Desde o atentado contra Renato, não havia saído mais de casa. Se limitava a deixar o quarto apenas para comer e, às vezes, caminhava até o jardim para se encontrar com Humberto e trocar algumas palavras com ele. Era pouco, mas era o suficiente para que ela não se sentisse totalmente desconectada do mundo.
Nos dias que se seguiram, viu a polícia ir até ali para averiguar o estado do veículo dele e recolher as imagens da câmera do veículo.
Às vezes, via Odete pelos corredores, mas a mulher estava tão ocupada na ausência de Lorena que mal tinha tempo de parar. E Sara, com receio de atrapalhar, acabava se mantendo distante, falando o mínimo possível.

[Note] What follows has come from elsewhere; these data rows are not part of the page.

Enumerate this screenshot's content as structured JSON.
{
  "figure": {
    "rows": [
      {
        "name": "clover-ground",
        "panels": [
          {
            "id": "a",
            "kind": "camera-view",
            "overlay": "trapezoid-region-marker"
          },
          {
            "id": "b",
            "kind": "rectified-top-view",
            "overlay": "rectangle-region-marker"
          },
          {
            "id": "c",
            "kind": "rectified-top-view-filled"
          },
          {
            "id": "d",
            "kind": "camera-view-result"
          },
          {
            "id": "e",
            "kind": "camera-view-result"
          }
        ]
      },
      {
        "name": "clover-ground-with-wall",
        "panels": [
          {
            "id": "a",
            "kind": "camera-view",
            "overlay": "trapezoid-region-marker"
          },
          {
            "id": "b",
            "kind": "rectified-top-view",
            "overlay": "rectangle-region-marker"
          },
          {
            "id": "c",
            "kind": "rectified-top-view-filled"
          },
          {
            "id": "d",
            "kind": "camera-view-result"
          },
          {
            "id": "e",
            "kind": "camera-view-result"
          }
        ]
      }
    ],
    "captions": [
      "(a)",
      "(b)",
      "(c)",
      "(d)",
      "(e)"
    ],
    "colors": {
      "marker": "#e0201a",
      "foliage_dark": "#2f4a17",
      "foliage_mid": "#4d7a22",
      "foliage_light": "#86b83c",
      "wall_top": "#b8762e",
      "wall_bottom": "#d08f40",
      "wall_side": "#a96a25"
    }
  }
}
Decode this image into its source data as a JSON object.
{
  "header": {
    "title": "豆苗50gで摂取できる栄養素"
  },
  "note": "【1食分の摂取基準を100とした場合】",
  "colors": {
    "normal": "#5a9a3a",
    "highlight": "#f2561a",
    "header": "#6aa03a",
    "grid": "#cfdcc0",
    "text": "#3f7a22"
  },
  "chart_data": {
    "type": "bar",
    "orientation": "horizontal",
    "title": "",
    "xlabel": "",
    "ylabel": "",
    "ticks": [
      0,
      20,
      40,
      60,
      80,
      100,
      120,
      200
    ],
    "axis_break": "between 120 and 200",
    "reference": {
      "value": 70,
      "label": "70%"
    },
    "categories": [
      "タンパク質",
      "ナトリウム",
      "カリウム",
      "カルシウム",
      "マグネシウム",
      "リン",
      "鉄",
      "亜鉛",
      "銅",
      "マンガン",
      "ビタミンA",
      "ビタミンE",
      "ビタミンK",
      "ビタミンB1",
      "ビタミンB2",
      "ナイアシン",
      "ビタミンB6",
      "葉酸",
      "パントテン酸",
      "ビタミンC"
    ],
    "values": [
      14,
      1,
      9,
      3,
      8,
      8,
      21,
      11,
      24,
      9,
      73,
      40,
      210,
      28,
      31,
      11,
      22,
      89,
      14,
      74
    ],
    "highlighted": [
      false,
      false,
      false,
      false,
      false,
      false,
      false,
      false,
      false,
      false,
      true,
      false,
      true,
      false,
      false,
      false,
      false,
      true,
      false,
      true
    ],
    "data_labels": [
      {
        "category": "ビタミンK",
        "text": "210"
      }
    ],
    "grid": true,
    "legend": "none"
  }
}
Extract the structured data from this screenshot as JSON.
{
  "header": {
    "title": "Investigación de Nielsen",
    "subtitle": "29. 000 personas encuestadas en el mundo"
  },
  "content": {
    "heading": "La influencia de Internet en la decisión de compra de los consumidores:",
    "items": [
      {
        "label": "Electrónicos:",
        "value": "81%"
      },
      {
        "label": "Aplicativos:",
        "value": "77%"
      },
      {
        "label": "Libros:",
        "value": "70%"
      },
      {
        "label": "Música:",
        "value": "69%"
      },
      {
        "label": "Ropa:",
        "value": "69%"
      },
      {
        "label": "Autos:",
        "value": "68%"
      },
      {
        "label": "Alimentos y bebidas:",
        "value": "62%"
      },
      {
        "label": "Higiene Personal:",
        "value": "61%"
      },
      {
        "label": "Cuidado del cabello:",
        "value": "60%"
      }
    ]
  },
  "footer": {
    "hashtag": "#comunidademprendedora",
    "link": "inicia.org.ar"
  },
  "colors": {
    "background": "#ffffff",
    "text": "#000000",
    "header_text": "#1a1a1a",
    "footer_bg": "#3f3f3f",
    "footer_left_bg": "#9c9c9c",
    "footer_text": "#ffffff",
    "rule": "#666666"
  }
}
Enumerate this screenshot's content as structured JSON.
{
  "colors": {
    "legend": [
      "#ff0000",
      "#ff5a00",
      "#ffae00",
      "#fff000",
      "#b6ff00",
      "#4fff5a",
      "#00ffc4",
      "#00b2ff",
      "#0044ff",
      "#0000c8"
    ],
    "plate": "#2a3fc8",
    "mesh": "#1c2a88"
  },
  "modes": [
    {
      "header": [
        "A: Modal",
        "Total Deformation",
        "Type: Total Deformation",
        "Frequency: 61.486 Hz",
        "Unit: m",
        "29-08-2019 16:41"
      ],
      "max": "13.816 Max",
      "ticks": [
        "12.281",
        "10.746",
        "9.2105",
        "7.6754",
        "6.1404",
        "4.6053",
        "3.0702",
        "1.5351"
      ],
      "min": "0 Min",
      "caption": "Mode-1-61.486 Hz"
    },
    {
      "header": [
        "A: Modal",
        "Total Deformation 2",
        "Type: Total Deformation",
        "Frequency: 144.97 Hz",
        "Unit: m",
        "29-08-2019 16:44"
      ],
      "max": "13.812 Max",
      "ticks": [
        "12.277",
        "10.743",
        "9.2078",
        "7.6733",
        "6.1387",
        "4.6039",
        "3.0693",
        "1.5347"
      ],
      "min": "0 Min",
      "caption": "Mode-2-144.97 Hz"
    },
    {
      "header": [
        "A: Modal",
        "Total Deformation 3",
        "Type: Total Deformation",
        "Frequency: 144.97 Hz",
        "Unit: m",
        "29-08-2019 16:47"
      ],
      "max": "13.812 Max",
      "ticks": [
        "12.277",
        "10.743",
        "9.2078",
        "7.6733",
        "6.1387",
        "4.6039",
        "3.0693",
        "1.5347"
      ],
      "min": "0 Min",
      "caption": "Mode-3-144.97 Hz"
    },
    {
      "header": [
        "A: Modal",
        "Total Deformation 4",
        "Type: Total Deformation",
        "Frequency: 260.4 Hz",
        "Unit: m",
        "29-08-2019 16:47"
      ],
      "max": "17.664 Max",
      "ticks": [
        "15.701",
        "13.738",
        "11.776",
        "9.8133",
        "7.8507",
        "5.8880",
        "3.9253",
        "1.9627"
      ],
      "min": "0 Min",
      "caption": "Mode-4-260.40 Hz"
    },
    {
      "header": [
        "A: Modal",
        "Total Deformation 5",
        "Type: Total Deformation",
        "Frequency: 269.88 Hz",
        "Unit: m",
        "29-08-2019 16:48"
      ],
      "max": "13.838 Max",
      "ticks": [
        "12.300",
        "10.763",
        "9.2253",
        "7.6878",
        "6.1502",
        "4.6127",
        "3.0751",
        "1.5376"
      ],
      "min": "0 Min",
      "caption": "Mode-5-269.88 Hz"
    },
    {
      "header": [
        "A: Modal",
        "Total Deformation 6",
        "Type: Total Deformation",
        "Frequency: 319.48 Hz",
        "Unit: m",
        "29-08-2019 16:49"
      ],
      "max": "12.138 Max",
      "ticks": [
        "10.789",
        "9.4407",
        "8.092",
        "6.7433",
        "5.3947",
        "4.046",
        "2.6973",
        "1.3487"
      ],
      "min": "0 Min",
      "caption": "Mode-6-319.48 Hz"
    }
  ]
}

Naquele dia, no entanto, sentiu algo diferente no ar. A casa parecia mais movimentada, com sons discretos vindo de outros cômodos, portas se abrindo e fechando, passos que não costumava ouvir.
Cansada de ficar presa naquele quarto, decidiu sair para caminhar um pouco no jardim em frente à casa. O ar da manhã ainda estava fresco, e havia algo quase reconfortante no som dos pássaros e no vento leve entre as folhas.
Foi então que encontrou Humberto. Ele estava podando alguns galhos de uma árvore, concentrado, com as mangas da camisa dobradas e as mãos firmes no trabalho.
Ele era lindo, não podia negar.
O jeito calmo, a postura… tudo nele parecia transmitir segurança, como se nada no mundo fosse capaz de abalá-lo de verdade. E talvez fosse justamente isso que a deixava tão confusa. Humberto a tratava com uma delicadeza à qual ela não estava acostumada a receber. Não havia pressa, não havia cobrança, não havia ironia escondida entre as palavras.
Ainda assim, assim que aquele pensamento atravessou sua mente, um peso caiu sobre ela.
Indigna.
Era assim que se sentia.
Como se não tivesse o direito de notar a beleza de alguém, de se permitir enxergar qualquer possibilidade de afeto, depois do que havia acontecido entre ela e Renato. Mesmo que não existisse nada sentimental entre eles, sentia que existia um antes e um depois.
E, depois dele, parecia errado demais pensar em qualquer outra coisa.
Assim que a viu se aproximar, Humberto ergueu o olhar e a observou por um instante, como se fosse capaz de enxergar além do semblante quieto dela.
— Como você está hoje? — perguntou, notando a expressão cansada em seu rosto.
Jogando aqueles pensamentos para longe, suspirou antes de responder.
— Estou entediada — explicou, sem rodeios.
Com os olhos atentos, ele esboçou um sorriso discreto.
— Pelo menos você está tendo um pouco de paz.
— Isso é verdade… — ela concordou, mas a frase não saiu inteira. Havia sempre um “mas”. — Mesmo assim, não deixo de me sentir só.
Ele parou o que estava fazendo. Apoiou a tesoura de poda com cuidado ao lado e deu alguns passos na direção dela, diminuindo a distância sem pressa, como se não quisesse assustá-la.
O motorista foi o primeiro a puxar a cadeira para perto. Lorena se aproximou do banco do passageiro traseiro e, com cuidado, ajudou Renato a sair.
Ele surgiu devagar.
O corpo parecia mais rígido, o rosto um pouco mais pálido do que ela lembrava, mas ainda assim… a presença dele era impossível de ignorar. Mesmo sentado na cadeira de rodas, havia algo no jeito como ele olhava ao redor, como se estivesse procurando por alguma coisa.
— O Renato chegou… — ela disse, surpresa, sentindo que a voz saiu mais baixa do que pretendia.
Humberto não respondeu de imediato. Apenas ficou ao lado dela, observando a cena com uma expressão difícil de decifrar.
Enquanto era levado para a porta de entrada, ele continuou procurando por algo… e então, inevitavelmente, seu olhar parou nela.
Sara travou no mesmo instante.
O olhar dele era frio. Frio como no dia em que se conheceram.
De repente, sentiu o corpo inteiro se arrepiar apenas por causa daquela expressão. Um arrepio rápido, instintivo, que percorreu sua nuca e desceu pelas costas, como se o ar ao redor tivesse mudado de temperatura.
Ela não sabia o que aquilo significava exatamente… mas uma coisa era clara.
Renato não parecia nem um pouco de bom humor.